There are a lot of statistical software packages out there. SAS, SPSS, R, STATA, Mplus, LISREL, and the list goes on. The first statistical tool I learned was SPSS, so I have a certain fondness for it, similar to how one might feel about a first car. After years of doing data management with SPSS, I know its ins and outs, its idiosyncracies, its capabilities and its limits. And even though there are flashier and more powerful programs out there, I don’t want to give up the program I know best. I feel very comfortable with SPSS. And I want to drop some knowledge on you about how to use SPSS more effectively.
SPSS, unlike many other statistical programs, features drop-down menus. Whereas other programs force you to write syntax, SPSS allows you to point-and-click your way through analyses. For beginning statisticians, drop-down menus are an excellent tool because you don’t have to learn a new programming language before diving in. But it’s not the only way, or the best way, to do analyses.
Like other statistical packages, SPSS also lets you write syntax. I have found SPSS syntax to be a necessity for data management and running analyses, for a few reasons. First, if you are working with a large number of variables, it is often easier to type the names of the variables you need than to find them all in the SPSS command window. Second, if you need to repeat the same command with different variables or in different datasets, it is easier to copy and paste syntax, and change the variables you need, than to click through the menu a gajillion times. Third, syntax gives you more ways to manipulate your data than drop-down menus do. For example, DO IF statements let me compute new variables based on complex series of commands.
Fourth, and most important, using SPSS syntax allows you to go back and see what you did to your data. This has saved me countless hours of retracing my steps. When an analysis produces wonky results, syntax tells me exactly what analyses I ran with which dataset and which variables, and I can see what went wrong. It’s like being able to talk to myself in the past! Sometimes past me is full of wisdom:
Me: Why are these regression results different than the ones I ran yesterday?
Past Rose: Because you’re using the wrong data set. You’re welcome, you beautiful and statistically gifted creature.

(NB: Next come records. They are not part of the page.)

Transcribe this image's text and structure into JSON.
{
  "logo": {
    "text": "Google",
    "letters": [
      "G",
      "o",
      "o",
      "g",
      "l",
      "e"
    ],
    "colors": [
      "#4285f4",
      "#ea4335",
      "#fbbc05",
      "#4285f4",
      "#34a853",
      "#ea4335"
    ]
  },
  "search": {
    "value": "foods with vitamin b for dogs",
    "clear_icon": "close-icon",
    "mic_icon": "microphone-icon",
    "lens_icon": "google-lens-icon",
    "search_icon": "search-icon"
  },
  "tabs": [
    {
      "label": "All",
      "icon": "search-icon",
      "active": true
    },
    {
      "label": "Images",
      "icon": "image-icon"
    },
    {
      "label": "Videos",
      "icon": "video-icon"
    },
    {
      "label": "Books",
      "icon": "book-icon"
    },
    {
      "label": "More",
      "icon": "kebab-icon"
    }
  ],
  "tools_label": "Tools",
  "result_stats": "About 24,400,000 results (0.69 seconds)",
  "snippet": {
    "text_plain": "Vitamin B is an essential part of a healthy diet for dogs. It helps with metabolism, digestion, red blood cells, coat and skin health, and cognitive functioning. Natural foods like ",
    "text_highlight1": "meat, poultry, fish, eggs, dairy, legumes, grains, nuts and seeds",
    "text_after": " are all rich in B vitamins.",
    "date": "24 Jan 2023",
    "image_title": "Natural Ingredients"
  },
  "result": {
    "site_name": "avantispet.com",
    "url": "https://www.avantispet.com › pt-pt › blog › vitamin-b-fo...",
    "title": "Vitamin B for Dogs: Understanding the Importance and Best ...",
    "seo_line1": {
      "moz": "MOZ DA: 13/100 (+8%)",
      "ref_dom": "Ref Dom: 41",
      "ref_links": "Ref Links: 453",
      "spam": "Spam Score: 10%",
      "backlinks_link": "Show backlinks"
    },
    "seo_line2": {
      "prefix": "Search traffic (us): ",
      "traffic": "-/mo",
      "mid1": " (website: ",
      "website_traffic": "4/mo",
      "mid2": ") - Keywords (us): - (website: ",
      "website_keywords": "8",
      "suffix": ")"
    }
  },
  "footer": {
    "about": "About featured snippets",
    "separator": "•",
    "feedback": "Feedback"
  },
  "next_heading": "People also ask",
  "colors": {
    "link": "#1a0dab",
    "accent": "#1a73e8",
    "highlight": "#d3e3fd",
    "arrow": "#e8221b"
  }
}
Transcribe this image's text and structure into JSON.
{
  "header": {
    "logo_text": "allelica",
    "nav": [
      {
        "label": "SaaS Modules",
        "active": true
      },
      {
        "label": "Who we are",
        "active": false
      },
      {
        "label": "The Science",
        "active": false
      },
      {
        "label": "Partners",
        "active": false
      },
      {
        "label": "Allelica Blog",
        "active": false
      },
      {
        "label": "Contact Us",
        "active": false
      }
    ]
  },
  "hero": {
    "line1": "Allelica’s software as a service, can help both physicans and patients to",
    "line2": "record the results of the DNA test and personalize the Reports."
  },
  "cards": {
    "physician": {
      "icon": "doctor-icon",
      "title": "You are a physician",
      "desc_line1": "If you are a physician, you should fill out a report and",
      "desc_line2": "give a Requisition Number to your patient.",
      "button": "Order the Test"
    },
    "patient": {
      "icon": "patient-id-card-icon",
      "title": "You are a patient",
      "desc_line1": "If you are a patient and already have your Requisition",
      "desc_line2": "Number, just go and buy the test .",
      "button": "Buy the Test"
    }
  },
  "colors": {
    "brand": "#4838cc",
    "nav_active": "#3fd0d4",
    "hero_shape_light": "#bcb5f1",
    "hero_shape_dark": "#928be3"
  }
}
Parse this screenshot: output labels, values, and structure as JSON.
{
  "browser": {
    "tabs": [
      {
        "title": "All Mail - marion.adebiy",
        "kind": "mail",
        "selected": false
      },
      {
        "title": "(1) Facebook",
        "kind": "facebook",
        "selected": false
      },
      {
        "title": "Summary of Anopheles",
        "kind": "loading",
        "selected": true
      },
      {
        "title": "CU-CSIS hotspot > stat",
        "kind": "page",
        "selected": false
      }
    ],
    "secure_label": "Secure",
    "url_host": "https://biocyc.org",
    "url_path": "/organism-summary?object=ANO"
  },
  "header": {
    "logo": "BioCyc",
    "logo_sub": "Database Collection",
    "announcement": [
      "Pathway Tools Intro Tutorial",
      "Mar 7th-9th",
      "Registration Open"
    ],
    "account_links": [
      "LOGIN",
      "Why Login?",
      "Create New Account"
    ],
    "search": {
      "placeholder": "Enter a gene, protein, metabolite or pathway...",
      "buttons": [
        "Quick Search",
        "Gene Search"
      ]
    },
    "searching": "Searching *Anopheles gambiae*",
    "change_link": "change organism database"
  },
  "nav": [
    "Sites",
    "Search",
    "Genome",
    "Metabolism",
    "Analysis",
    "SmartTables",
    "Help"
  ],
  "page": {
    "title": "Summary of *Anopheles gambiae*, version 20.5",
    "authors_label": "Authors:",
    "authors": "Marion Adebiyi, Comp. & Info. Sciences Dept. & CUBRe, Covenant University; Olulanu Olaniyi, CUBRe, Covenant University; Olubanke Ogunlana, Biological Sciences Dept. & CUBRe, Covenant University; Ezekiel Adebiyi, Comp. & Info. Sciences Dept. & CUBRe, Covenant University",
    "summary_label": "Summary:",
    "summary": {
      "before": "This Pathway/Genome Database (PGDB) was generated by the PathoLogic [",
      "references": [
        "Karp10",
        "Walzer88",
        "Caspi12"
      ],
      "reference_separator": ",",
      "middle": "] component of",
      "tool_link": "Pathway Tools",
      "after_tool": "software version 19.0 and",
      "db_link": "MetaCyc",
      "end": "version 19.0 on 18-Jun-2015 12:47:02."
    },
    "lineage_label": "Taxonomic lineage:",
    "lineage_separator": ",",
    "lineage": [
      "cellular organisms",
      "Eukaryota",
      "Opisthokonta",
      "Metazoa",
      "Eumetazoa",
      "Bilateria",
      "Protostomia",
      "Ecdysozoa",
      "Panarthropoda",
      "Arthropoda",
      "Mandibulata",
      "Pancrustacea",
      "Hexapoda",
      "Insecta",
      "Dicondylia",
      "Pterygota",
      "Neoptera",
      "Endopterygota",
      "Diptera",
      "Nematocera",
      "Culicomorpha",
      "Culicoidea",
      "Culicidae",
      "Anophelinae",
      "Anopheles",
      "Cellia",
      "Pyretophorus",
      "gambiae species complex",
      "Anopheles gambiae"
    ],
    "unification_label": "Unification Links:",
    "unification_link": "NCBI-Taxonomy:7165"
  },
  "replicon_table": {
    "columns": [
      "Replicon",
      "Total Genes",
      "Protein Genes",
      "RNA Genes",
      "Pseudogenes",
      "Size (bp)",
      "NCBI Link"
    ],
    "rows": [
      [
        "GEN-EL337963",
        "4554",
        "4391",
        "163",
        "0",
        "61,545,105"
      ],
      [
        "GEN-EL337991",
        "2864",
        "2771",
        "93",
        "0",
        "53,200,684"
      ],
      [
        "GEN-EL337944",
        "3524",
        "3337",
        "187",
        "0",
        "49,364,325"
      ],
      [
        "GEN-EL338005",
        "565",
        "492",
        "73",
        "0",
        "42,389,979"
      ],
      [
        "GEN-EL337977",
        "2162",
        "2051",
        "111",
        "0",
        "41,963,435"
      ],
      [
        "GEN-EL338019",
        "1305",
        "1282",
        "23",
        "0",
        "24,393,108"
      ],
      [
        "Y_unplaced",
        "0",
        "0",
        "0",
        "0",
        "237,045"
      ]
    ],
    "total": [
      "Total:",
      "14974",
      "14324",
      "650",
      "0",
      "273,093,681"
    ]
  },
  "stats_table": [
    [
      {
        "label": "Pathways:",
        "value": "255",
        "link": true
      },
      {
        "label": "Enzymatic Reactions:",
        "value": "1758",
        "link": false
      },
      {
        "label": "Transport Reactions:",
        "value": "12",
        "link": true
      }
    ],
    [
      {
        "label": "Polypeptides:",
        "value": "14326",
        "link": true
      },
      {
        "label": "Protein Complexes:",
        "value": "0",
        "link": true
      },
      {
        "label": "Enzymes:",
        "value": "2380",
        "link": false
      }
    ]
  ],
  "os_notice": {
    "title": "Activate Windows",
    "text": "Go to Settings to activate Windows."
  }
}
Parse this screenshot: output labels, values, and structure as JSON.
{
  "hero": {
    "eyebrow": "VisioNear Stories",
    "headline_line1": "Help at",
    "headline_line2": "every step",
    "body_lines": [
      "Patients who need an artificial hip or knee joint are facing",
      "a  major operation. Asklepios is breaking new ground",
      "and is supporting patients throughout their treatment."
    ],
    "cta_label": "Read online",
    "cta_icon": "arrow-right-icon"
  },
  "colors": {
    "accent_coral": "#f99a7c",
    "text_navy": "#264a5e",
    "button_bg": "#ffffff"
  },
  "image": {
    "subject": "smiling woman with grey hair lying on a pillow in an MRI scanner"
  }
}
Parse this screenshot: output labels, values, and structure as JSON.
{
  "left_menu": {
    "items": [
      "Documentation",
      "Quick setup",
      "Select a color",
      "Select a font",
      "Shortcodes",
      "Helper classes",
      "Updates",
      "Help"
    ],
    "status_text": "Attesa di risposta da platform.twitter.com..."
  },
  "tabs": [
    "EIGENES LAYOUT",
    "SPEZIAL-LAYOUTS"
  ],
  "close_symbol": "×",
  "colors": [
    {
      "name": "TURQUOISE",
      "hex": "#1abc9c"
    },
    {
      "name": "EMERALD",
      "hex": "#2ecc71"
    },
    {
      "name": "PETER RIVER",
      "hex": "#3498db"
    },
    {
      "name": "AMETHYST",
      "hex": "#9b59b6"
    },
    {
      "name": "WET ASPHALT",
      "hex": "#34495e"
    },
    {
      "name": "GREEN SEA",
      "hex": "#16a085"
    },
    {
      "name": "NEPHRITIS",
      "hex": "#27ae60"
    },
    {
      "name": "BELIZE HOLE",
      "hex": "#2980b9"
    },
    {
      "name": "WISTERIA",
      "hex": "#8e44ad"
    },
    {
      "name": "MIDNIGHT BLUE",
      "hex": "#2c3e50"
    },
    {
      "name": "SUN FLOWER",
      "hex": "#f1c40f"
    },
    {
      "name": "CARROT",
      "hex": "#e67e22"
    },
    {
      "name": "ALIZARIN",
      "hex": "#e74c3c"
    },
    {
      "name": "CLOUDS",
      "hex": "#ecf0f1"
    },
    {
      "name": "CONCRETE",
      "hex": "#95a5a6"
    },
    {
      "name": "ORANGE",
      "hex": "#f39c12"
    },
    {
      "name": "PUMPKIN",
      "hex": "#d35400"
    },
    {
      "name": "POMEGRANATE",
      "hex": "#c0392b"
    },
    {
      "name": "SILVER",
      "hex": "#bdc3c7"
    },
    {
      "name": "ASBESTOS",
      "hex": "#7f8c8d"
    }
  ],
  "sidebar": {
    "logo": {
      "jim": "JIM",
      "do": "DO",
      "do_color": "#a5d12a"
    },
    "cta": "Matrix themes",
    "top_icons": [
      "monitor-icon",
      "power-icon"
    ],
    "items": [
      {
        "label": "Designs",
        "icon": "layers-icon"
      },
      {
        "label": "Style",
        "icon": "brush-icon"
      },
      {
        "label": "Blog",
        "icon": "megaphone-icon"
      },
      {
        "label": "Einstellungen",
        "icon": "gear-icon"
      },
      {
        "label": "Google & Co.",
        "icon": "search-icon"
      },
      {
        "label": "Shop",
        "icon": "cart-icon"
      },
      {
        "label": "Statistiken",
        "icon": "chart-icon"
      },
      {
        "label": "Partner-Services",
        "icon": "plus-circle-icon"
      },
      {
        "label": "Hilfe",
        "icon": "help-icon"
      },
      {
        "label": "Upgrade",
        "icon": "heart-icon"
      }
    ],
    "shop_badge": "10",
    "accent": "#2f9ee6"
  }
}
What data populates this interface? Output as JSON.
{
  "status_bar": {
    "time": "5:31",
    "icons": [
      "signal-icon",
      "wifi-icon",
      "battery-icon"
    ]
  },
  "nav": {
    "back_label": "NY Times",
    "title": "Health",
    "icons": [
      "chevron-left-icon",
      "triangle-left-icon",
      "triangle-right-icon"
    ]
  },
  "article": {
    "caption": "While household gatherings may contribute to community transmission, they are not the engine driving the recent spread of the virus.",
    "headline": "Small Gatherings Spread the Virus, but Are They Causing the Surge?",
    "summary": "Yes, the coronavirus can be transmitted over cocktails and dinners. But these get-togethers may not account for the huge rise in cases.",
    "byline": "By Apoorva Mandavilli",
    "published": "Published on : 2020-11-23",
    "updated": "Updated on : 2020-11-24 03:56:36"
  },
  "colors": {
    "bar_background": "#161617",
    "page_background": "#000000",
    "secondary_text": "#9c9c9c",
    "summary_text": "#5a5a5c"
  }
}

Sometimes past me was a doofus:
Me: Why does this variable I computed not look like I want it to?
Past Rose: Because I forgot to turn off the filter before I ran the compute command. Sorry, girl. I’m a doofus.
Whether Past Rose was brilliant (which is most of the time) or not on her game (which is usually the twenty minutes just before lunch), I know what happened and how to fix it. Without syntax, I would be bumbling around trying to recreate the results I had in order to find out what I did. And it’s not just an issue of saving time. What happens if you lose your nice, organized dataset and have to start cleaning your data from scratch? What happens if, six months after you submit a manuscript, a reviewer wants to know details about how analyses were conducted? In that case, being able to locate your syntax might be a matter of life or death (for your paper, not you).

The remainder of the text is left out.